Figure 4. Comparison on impact analysis of different parameters under evolutionarily stable environment

(3) Comparative analysis of overall network revenue

To clearly reflect the overall network revenue of the three types of nodes (UN, RC, and UC) under different proportions, the authors set three network environments dominated by different nodes; network X: UC node 20%, RC20%, UN60%; network Y: UC node 20%, RC60%, UN20%; network Z: UC node 60%, RC20%, UN20%. Their overall revenue of the stabilized network was then calculated.

It can be seen from Figure 5 that the X network mainly included free-riding nodes and malicious nodes, and its overall revenue was extremely low, much lower than the Y network and the Z network; the Z network was mainly the UC node, and its overall network revenue was close to 5; the overall revenue of Y network mainly dominated by RC was higher than that of Z network. This indicates that the method proposed in this paper can exacerbate the bias of RC nodes, which shall obtain poor service because the malicious nodes are mainly in the low-income group despite the collusion attacks of the malicious nodes.
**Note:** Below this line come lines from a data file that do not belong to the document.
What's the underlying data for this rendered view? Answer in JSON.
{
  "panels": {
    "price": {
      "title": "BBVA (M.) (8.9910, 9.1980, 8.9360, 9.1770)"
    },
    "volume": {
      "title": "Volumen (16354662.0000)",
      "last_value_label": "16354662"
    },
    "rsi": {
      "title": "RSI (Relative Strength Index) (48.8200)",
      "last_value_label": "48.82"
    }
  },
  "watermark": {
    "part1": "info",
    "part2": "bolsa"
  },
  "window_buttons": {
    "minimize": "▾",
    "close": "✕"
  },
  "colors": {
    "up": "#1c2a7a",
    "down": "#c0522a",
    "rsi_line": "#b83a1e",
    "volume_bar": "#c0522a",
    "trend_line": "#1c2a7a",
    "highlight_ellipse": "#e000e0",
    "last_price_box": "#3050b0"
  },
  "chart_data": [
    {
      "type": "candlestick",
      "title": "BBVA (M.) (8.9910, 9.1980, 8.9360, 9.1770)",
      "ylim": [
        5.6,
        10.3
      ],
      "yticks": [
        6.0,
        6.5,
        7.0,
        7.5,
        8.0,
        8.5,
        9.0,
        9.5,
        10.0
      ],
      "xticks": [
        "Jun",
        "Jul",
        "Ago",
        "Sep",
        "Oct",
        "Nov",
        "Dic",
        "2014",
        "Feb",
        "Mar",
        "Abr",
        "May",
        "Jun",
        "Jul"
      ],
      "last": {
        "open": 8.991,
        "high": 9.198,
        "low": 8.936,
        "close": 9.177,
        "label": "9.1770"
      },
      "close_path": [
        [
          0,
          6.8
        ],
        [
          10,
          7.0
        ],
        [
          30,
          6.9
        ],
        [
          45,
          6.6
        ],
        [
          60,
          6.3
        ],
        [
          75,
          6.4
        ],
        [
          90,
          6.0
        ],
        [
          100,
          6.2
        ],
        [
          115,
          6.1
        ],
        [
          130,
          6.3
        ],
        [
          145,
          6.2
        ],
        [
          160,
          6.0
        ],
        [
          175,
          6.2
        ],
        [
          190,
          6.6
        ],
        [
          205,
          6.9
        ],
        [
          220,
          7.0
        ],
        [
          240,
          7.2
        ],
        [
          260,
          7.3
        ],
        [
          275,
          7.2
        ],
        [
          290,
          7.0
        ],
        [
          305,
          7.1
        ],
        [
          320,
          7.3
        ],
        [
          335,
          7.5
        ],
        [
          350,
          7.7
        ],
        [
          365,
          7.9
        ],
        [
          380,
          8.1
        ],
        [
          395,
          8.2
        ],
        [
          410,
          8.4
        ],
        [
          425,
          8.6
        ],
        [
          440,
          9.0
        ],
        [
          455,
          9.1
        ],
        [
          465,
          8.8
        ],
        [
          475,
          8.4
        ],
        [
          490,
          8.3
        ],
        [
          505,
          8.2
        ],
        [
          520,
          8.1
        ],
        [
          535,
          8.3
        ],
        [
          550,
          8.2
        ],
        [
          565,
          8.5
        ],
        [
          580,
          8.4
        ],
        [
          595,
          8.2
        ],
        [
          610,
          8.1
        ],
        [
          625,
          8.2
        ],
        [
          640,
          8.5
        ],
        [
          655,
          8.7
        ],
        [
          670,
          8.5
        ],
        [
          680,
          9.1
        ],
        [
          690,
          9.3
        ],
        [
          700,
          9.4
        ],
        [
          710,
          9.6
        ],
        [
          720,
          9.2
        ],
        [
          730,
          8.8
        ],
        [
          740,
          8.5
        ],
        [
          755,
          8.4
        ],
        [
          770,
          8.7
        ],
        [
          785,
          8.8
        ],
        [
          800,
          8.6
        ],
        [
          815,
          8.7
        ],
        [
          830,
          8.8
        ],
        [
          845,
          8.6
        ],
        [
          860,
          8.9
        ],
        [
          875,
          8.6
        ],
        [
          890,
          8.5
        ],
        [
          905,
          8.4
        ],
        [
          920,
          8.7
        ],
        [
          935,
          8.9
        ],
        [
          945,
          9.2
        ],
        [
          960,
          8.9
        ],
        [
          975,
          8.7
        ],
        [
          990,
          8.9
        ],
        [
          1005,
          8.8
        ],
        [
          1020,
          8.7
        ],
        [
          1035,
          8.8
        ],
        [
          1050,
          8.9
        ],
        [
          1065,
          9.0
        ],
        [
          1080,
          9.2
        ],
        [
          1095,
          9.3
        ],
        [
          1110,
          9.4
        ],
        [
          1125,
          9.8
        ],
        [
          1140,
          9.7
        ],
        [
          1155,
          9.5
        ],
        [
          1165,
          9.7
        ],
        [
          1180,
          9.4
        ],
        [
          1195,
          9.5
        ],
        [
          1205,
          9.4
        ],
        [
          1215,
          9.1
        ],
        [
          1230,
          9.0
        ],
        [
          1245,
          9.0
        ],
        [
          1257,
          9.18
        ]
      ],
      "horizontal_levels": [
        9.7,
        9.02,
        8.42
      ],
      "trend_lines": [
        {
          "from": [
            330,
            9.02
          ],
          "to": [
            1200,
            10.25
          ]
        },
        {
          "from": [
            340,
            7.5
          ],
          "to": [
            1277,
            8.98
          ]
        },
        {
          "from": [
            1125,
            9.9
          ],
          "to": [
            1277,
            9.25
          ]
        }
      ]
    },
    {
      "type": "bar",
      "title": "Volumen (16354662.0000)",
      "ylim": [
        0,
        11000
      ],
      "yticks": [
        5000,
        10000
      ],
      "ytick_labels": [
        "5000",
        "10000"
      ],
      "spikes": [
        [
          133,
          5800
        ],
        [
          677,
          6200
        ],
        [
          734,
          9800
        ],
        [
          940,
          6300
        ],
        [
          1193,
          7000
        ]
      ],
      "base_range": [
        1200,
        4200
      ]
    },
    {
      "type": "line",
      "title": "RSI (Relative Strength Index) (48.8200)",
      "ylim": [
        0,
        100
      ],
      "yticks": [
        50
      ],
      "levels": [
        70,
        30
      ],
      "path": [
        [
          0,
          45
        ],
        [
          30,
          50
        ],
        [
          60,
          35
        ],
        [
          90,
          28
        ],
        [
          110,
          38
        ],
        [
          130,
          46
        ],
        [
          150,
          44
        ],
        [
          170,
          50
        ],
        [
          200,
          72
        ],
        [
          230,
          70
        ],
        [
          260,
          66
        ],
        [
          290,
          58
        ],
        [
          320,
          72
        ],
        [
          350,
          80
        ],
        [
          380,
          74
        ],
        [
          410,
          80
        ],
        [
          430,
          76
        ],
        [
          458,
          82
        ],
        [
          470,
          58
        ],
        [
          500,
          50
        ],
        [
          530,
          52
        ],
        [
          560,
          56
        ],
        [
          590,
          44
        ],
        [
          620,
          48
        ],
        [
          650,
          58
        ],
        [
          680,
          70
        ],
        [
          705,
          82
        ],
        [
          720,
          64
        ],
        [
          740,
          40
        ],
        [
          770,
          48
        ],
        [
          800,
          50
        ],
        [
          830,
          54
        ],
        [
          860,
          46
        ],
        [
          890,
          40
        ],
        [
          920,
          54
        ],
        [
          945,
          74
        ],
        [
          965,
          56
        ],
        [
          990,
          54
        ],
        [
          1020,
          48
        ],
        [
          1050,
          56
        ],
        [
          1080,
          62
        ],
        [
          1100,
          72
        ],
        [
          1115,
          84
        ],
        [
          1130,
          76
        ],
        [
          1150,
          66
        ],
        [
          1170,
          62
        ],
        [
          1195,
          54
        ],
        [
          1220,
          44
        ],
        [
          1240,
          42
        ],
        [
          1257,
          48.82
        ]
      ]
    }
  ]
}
Figure 5. Comparison for the overall network revenue based on different proportion of nodes

Meanwhile, Figure 5 also shows that compared with the methods in Literature 7, the overall revenue obtained by our method is slightly higher, when the sum of UC nodes and RC nodes accounted for a high proportion in the network; the overall venue obtained by the method of Literature 7 is higher than our method, when UN nodes occupy a relatively high proportion in the network, This means that the method proposed in this paper is superior to that in Literature 7 in terms of motivating the bias of RC nodes, but slightly poorer than literature 7 in the restriction of UN nodes.

7. Conclusions

From the perspective of evolution, this paper proposes an incentive mechanism for P2P network based on feature weighting and game theory. This mechanism first uses the five comprehensive coefficients of node degree, node clustering coefficient, local clustering coefficient, all clustering coefficients, and correlation coefficients to form a feature clustering matrix through linear fusion; then, in order to maximize the overall revenue, a sparse matrix of revenue was generated through feature classification, noise reduction, mapping and iteration, highlighting the status of fully cooperative nodes; afterwards, combining group evolution and constraint rule sets, the authors determined group node dynamic adjustment rules, response service rules, and message query and forwarding rules, to maximize service efficiency; finally, a multi-layered P2P dynamic service system was constructed to promote the active evolution of nodes, and avoid the negative migration. This study provides an effective idea for stimulating node behaviors, reducing negative node migration, and excellent node selection. However, due to the complexity of node behaviors in a P2P environment, it is almost impossible to fully describe and identify all the behaviors of nodes. Therefore, next study should focus on how to measure network performance, refine rules, increase the number of simulated nodes, and expand the network scale to make it closer to a real network, in order to satisfy the more complex and changing needs in reality.

Acknowledgment

This paper is supported by the construction Project of applied characteristic discipline in Hunan University of Science and Engineering.